# Introduction to Twitter Scraping for Researchers

This workbook is meant to provide some simple, working examples for researchers who would like to collect information from Twitter.  While Twitter provides their own tools and libraries for this they are a little too granular and possibly unfamiliar to many in the research community.  For this reason this workbook uses a Python library build by a third party that greatly streamlines the process of collecting tweets.

The Python library used is called TwitterAPI (no space) and it can be found at https://github.com/geduldig/TwitterAPI.  Most of the code that is throughout this workbook is drawn directly from the examples on these pages.

What this workbook does not do that most researchers will likely need to add to their project is show how to put the tweets that are scraped into a database.  If resesearchers are interested in writing to a database then it should be straightforward to consult the documentation available for connecting that database to Python and then substitute the appropriated commands for the sections of this workbook that write to files.

On the assumption that you have a developer account and a Python environment that can run this notebook let's get started by installing the TwitterAPI library.

In [None]:
!pip install TwitterAPI

With the TwitterAPI library installed on the system we should be able to open it for use throughout this workbook with the following command:

In [None]:
from TwitterAPI import TwitterAPI

[Note that almost every piece of code in the remainder of this workbook assumes that the cell above has been run in advance of it being run.  If you open the workbook and immediately try to run a cell other than this one first then it is likely that you will receive an error.  Simply run the cell above and try to run the cell you want to run again.]

## Authentication

Use of this workbook–and the Twitter Developer API in general—requires a developer account from Twitter.  Unlike the early days of Twitter when anyone with a regular Twitter account who requested a developer account would just be given one Twitter now screens requests for developer accounts, a process that can stall getting started by many days.  If you had a developer account previously and created applications (apps) that used the Twitter application programming interfaces (APIs) then you may still be able to use these apps to do some work but it is possible that their ability to access the Twitter archive has been reduced and, if so, that you'll need to apply for a new developer account to correct this.  A developer account may be requested from https://developer.twitter.com/en/apply/user.
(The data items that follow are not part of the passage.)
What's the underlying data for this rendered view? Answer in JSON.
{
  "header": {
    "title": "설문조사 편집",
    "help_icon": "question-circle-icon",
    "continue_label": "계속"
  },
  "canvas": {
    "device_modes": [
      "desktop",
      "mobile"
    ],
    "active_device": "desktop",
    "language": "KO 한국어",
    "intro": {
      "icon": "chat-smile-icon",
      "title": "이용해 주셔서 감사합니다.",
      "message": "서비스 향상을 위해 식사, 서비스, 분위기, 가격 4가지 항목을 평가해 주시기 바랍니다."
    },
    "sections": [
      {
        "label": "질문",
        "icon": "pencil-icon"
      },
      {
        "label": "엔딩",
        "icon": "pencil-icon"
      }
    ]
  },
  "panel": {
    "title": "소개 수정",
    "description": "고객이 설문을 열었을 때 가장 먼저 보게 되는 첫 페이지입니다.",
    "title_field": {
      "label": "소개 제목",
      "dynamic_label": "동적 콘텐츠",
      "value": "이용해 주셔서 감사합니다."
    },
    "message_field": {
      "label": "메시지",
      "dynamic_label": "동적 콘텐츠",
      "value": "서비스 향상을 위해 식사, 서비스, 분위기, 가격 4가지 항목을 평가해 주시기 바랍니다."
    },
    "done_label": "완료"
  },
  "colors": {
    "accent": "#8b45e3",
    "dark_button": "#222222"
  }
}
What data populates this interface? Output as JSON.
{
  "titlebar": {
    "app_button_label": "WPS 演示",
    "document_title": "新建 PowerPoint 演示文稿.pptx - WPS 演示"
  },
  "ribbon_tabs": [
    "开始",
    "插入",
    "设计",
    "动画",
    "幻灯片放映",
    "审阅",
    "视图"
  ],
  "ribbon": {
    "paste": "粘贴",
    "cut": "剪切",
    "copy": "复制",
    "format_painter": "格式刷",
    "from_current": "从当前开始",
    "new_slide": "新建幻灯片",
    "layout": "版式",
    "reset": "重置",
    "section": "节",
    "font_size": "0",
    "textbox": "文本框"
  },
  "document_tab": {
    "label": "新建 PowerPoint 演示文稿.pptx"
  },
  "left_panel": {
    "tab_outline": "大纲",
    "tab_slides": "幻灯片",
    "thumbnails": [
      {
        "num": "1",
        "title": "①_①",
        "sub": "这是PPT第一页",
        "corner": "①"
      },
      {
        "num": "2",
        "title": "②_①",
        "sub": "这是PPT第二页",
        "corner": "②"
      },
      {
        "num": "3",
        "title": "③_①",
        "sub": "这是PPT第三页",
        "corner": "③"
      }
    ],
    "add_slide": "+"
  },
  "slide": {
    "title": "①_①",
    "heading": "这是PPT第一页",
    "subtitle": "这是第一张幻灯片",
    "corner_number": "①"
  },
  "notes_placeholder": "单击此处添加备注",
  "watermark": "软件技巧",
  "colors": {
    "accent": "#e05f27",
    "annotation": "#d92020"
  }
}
As the [TwitterAPI Documentation](https://geduldig.github.io/TwitterAPI/authentication.html) points out: _Twitter supports both user and application authentication, called oAuth 1 and oAuth 2, respectively. User authentication gives you access to all API endpoints, basically read and write persmission. It is also required in order to using the Streaming API. Application authentication gives you access to just the read portion of the API – so, no creating or destroying tweets. Application authentication, however, has elevated rate limits._  
We will use oAuth1 throughout this workbook even though we'll only be reading tweets since it can be used in more situations (in particular when we try to read from the streaming API).  If it is necessary to read Twitter API endpoints (other than the streaming endpoint) at a faster rate than this workbook initially provides then consider switching to oAuth2.

Both authentication methods will require you to collect some information about keys and tokens and paste it into the appropriate section of the cell below.  This key and token information is generated when you create a profile for an app on the Twitter Developer site.  App profiles can be created at https://developer.twitter.com/en/apps.  That same page will hold a list of all the profiles that you have created and clicking on the "Details" button for each app will bring you to a summary page.  There will be a link/tab near the top of the page called "Keys and Tokens" and clicking this will bring you to the page with the key and token information.

!!! IMPORTANT !!!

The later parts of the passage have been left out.